A roadmap to the future: making personalised banking a reality
At the height of the first wave of the coronavirus pandemic earlier this year, digital transformation went from hot topic to strategic priority in all industries, banking very much included. “If the pace of the pre-coronavirus world was already fast, the luxury of time now seems to have disappeared completely. Businesses that once mapped digital strategy in one- to threeyear phases must now scale their initiatives in a matter of days or weeks,” said McKinsey analysts in April, adding that the COVID-19 crisis offered a sudden glimpse into a digital-first future. Organisations of all sizes and geographies seem to have got the memo.
According to PwC’s COVID-19 CIO Survey, 41% of organisations had IT cost cuts on their agenda, looking at cutback targets as high as 30-40%. Yet, more than half of technology leaders said that investing in better digital customer experiences and innovation-driven business models would remain a top priority all through 2021. In a joint global banking survey conducted by Temenos and The Economist Intelligence Unit, 45% of banking executives planned to build a “true digital ecosystem” as a strategic response to the corona crisis, relying both on in-house digital innovation and third-party solutions.
So how are they doing?
Could do better, new research suggests.
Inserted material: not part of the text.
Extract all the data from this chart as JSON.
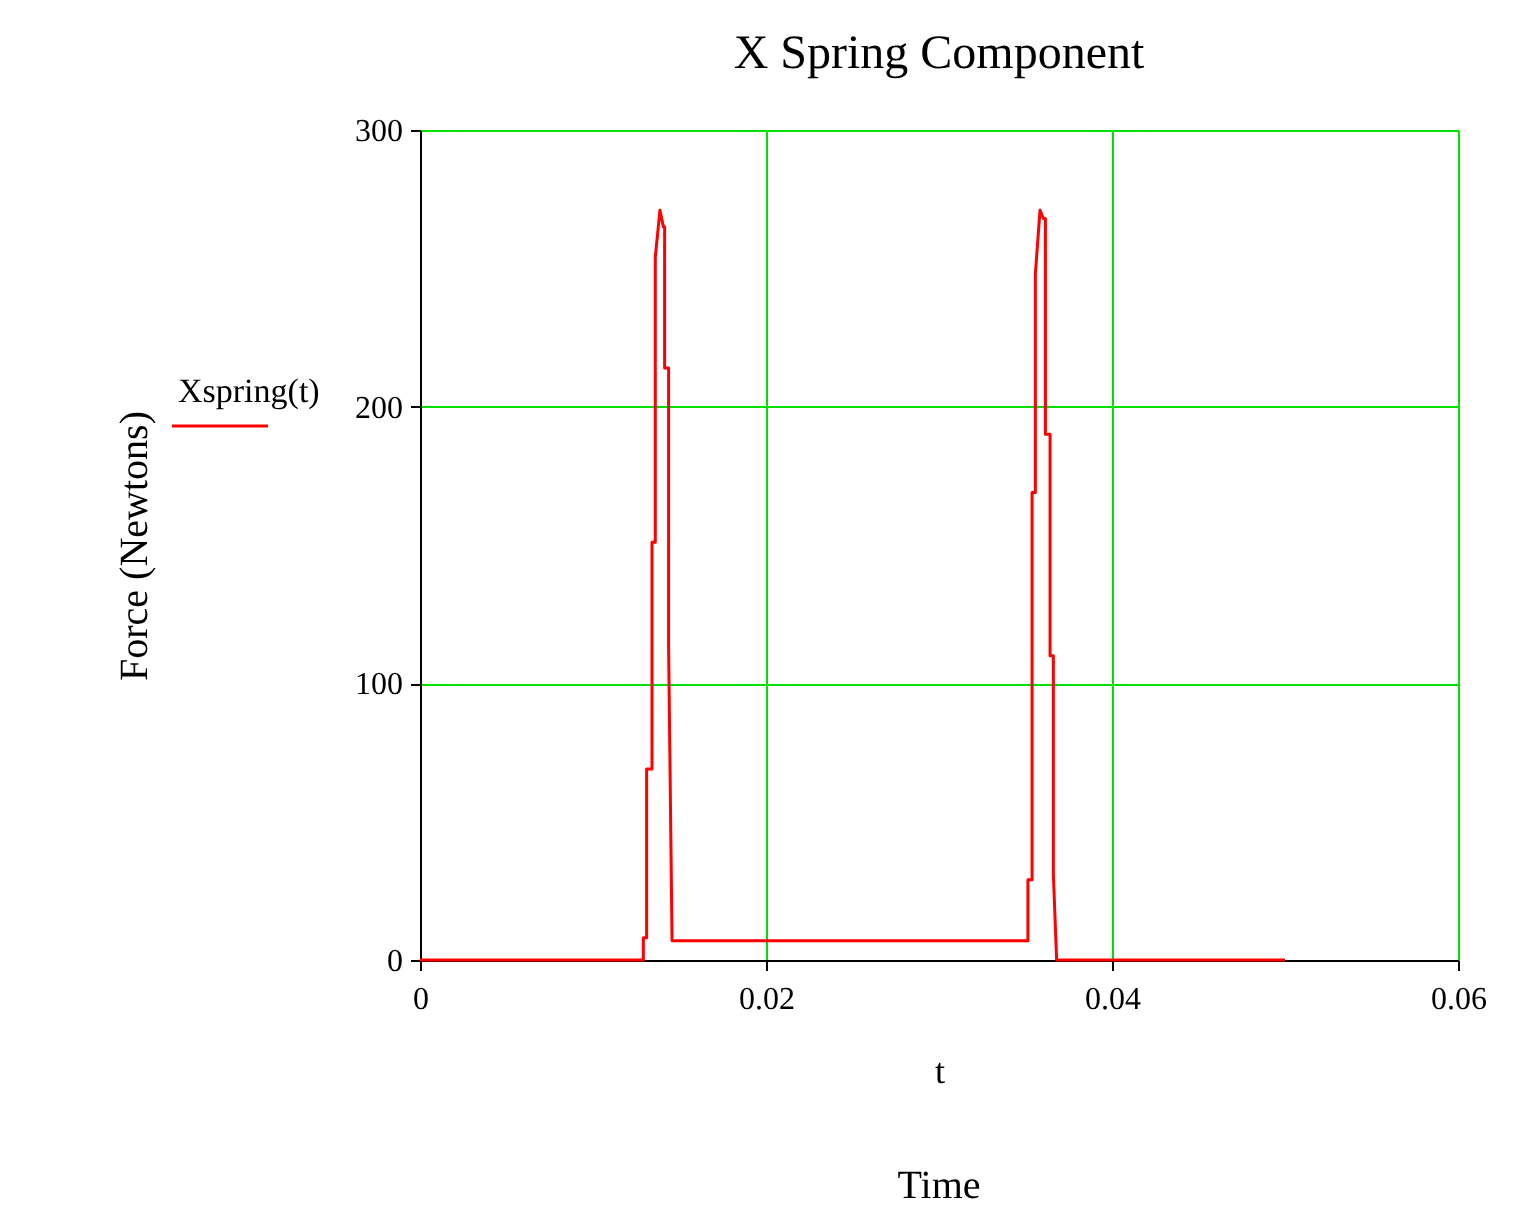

On the surface, banks seem to be quite enthusiastic about driving digital banking transformation, but paradoxes remain, the 2020 Digital Banking Report has found. Especially when it comes to business priorities, strategies, investments and talent. In fact, three of banks’ lowest priorities – leveraging advanced technology, streamlining operations and cultural overhaul – are key to making digitalisation efforts a success. While 75% of respondents saw digital transformation as a top post-pandemic priority, it’s painfully clear that only a few of them are doing it right.